Derm Match Game: Two Leg Lesions

September 8, 2010

Dr Rosen invites you to match the clinical characteristics in the checklist with the disorders pictured in the photos. This month’s challenge: 2 leg lesions.


Case 1


Case 2

Match the following characteristics with the clinical disorders pictured in the photographs of Cases 1 and 2. Then read the brief descriptions that follow on the next page to see how well you did.

Clinical CharacteristicsCase 1Case 2Both CasesNeither
Biopsy indicated    
Clotrimazole cream therapy    
Cutaneous T-cell lymphoma    
Bacterial etiology    
Radiotherapy    
Contagious    

Answer on Next Page

Clinical CharacteristicsCase 1Case 2Both CasesNeither
Biopsy indicated   
Clotrimazole cream therapy   
Cutaneous T-cell lymphoma   
Bacterial etiology   
Radiotherapy   
Contagious   


Case 1

DISCUSSION

Both of the photographs are from the same patient; the images depict the presenting pathology on each leg.
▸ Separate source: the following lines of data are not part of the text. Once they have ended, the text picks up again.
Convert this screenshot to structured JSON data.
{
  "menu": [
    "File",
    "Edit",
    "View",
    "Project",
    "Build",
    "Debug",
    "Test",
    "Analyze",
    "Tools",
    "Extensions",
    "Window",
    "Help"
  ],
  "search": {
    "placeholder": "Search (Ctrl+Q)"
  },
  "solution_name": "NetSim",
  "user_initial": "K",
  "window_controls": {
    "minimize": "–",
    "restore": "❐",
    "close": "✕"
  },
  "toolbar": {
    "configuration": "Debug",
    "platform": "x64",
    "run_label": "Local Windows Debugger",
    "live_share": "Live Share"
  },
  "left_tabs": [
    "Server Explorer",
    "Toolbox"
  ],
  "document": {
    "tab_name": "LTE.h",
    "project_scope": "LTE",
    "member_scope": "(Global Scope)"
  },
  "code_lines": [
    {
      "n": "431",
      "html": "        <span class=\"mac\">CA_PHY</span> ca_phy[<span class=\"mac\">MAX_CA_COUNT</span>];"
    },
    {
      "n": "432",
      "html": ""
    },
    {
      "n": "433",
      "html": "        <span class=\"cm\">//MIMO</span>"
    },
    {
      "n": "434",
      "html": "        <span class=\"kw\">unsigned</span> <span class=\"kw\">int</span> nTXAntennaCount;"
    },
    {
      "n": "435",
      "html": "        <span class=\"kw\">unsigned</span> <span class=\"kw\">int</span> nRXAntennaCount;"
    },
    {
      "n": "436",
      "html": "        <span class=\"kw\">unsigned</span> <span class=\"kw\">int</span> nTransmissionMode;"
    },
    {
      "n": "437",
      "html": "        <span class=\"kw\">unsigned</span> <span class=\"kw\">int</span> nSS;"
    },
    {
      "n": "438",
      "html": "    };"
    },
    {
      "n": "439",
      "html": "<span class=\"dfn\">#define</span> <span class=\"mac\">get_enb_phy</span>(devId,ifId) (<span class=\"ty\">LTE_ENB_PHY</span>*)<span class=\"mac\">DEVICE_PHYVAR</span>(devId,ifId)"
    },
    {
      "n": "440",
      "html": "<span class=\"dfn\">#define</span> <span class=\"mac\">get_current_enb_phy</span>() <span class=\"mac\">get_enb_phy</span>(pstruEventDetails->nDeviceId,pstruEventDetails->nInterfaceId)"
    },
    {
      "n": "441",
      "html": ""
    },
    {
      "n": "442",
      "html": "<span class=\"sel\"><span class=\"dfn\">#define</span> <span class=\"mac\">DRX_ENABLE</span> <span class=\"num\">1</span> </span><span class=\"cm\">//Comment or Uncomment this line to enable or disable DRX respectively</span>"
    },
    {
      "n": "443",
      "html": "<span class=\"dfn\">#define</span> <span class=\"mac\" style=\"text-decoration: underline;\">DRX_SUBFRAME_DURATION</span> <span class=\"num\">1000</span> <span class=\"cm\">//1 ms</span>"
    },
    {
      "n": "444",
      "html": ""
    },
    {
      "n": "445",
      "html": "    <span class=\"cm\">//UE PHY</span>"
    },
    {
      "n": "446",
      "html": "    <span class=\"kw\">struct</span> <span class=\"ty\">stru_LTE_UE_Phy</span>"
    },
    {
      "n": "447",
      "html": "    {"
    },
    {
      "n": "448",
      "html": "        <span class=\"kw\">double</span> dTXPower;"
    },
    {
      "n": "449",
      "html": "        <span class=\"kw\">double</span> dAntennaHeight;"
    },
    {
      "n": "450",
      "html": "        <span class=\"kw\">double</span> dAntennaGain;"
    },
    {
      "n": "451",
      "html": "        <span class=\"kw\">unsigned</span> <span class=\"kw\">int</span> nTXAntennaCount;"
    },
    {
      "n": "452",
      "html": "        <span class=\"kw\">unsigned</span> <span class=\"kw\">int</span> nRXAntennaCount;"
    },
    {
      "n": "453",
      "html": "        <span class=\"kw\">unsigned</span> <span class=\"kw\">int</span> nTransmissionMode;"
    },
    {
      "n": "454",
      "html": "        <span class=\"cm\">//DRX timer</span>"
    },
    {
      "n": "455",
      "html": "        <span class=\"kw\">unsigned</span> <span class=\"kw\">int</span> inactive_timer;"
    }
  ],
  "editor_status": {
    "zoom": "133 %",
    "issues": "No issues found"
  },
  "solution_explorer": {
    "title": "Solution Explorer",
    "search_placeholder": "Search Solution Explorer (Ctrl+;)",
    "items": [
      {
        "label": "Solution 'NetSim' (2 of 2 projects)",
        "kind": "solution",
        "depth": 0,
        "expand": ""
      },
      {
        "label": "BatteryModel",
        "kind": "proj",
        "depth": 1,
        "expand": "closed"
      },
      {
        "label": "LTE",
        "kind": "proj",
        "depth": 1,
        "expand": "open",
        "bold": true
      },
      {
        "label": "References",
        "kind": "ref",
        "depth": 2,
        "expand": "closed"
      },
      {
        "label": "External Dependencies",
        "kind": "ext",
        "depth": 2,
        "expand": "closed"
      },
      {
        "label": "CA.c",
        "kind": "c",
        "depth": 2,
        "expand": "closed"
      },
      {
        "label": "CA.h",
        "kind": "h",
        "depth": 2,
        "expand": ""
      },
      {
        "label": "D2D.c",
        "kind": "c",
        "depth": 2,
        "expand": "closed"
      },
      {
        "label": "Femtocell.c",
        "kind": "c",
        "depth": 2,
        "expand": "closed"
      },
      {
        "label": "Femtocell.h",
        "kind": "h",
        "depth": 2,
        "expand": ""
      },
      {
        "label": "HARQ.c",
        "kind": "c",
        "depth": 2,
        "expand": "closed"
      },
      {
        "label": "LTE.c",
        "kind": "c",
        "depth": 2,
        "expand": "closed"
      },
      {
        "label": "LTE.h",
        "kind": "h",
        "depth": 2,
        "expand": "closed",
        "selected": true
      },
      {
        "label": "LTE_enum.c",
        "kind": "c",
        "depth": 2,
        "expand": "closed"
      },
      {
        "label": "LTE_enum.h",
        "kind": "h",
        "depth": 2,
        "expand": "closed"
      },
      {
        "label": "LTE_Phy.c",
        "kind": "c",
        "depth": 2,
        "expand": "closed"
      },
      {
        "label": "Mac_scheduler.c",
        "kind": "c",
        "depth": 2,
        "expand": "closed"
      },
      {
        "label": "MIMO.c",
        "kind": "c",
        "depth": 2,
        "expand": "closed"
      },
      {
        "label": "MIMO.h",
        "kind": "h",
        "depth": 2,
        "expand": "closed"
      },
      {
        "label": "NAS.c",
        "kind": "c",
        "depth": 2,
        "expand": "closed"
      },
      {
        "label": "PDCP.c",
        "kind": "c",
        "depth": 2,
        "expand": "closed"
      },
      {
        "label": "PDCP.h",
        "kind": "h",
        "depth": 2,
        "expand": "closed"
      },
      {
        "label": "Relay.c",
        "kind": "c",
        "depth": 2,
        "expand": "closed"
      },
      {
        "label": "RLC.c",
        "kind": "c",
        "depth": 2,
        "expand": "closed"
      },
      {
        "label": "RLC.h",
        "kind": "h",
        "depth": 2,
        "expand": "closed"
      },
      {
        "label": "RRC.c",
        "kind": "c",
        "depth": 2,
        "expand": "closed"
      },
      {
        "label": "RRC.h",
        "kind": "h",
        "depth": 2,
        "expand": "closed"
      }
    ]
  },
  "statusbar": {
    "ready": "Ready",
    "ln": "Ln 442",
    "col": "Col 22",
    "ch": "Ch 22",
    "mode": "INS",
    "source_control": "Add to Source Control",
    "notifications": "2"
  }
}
In fact, the patient shown as Case 1 and Case 2 has cutaneous T-cell lymphoma (CTCL) of the classic mycosis fungoides variety.1

CTCL comprises a heterogeneous group of lymphoproliferative disorders characterized by clonal replication of T-lymphocyte subsets and by disease-defining and differentiating clinical and molecular features.2,3 Mycosis fungoides is the most common form of CTCL, accounting for 44% to 50% of all cutaneous lymphomas.3 At least 1000 new cases are diagnosed in the United States each year; the mean age at onset is in the mid-sixth decade of life.4

Case 1/2 is a previously healthy 60-year-old man whose skin lesions first developed about 5 to 6 months before presentation and have been increasing in size and thickness since that time. A biopsy from each morphology revealed features consistent with CTCL: a dermal band-like infiltrate of atypical lymphocytes with permeation into the epidermis (clinical photo 1) and a solid collection of similar neoplastic cells with cerebriform nuclei effacing the dermis (clinical photo 2). The atypical cells had a prototypical immunohistochemical staining pattern that identified them as associated with the CTCL/mycosis fungoides subtype.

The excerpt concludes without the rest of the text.